Soyons en certains, dans notre
foi : tous ces cris que nous entendons, que nous poussons nous-mêmes,
ne s’évanouissent pas dans le néant. Ils sont reçus par le Seigneur qui
s’arrête sur la route de Jéricho, et qui nous adresse personnellement
cette parole : « Que veux-tu que je fasse pour toi ? ».
J’aimerais, au cours de cette
soirée, que chacun d’entre nous entende en lui cette question de Jésus
quand il est éprouvé, et que chacun l’adresse à toute personne
rencontrée qui nous crie quelque chose de sa pauvreté, de sa
souffrance, de son attente, et lui dise « confiance, lève-toi, il
t’appelle ! ».
Entendre cette question de Jésus, c’est déjà être en prière. La prière
ne relève pas de la magie, mais par elle l’Esprit Saint, l’Esprit de
Dieu qui habite Jésus, nous porte pour affronter les épreuves de la vie.

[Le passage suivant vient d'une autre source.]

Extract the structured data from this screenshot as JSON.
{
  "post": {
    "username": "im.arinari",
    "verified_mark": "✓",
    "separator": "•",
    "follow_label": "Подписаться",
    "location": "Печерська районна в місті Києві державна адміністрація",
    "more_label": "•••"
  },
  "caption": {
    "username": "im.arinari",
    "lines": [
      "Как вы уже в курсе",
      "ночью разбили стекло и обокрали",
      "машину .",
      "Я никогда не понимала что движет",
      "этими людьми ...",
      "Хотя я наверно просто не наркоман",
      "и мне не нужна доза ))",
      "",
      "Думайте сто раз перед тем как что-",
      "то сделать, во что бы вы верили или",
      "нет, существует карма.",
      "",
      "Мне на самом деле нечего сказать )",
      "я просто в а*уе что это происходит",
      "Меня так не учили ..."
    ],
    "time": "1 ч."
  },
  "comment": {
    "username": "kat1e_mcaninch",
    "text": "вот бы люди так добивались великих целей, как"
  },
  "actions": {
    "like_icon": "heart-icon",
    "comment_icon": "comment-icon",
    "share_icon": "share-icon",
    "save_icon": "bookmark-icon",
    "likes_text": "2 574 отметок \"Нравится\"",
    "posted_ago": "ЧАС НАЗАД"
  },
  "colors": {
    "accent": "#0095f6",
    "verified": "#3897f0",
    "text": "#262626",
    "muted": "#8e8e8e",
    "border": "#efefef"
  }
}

Entendre pour soi cette question,
ou la poser à un frère ou une sœur, c’est nous situer avec le Christ,
dans une posture de diaconie, c’est-à-dire de serviteur. C’est nous
situer avec le Christ, au centre de la croix, qui est le creuset ardent
de la miséricorde. Par sa dimension verticale, la croix nous relie à
Dieu. Par sa dimension horizontale, la croix nous relie à nos frères.
Trop souvent, nous ne voyons dans la croix qu’un sacrifice d’expiation.
Elle est bien plus que cela : le Christ sur la croix porte toute la
pesanteur de la longue marche de l’humanité qui cherche, qui titube,
qui trébuche, qui s’écroule ici et là, mais qui se relève grâce à une
force qu’elle ne reconnaît pas encore. Une marche qui nous polarise
vers l’avant et vers le haut, par la puissance de l’amour qui est don,
par la puissance de la miséricorde qui est pardon.
La croix, c’est précisément ce
qui déploie la miséricorde, depuis son foyer qui est le Christ, vers
tous les membres de son corps qui est l’humanité. Entre le centre de la
croix et ses extrémités verticales comme horizontales, résonne cette
question : « que veux-tu que je fasse pour toi ? ».
Car tous, nous formons un seul
corps. Quand un membre souffre, il crie, et les autres membres se
penchent vers lui pour prendre quelque chose de sa souffrance et
l’aider à se relever. L’énergie nécessaire nous dépasse : elle nous est
donnée par le Seigneur pour que la vie demeure partout où elle est en
péril. Paul CLAUDEL a eu cette parole remarquable : « Dieu n’est pas
venu supprimer la souffrance. Il n’est pas venu l’expliquer. Il est
venu la remplir de sa présence ».
Nous sommes au cœur de la
miséricorde, un mot qui a peut-être du mal à résonner dans notre
conscience contemporaine. Nous avons du mal à la définir. Et oui, nous
sommes à l’époque des « clics » sur les ordinateurs, où nous obtenons
tout de suite et sans effort ce que nous recherchons. Du coup, nous
avons peut-être perdu l’habitude de chercher et d’éprouver en
nous-mêmes le sens des mots, ce qui fonde notre être, notre
affectivité, notre vie.
C’est une chance que l’Eglise, et
son pasteur François, nous stimule sur un mot qui traverse toute la
Bible, preuve que l’on touche avec ce mot l’être même de Dieu. Car si
Dieu est don par la vie qu’il nous a donné, il est pardon par la
miséricorde qu’il nous redonne toujours et sans compter.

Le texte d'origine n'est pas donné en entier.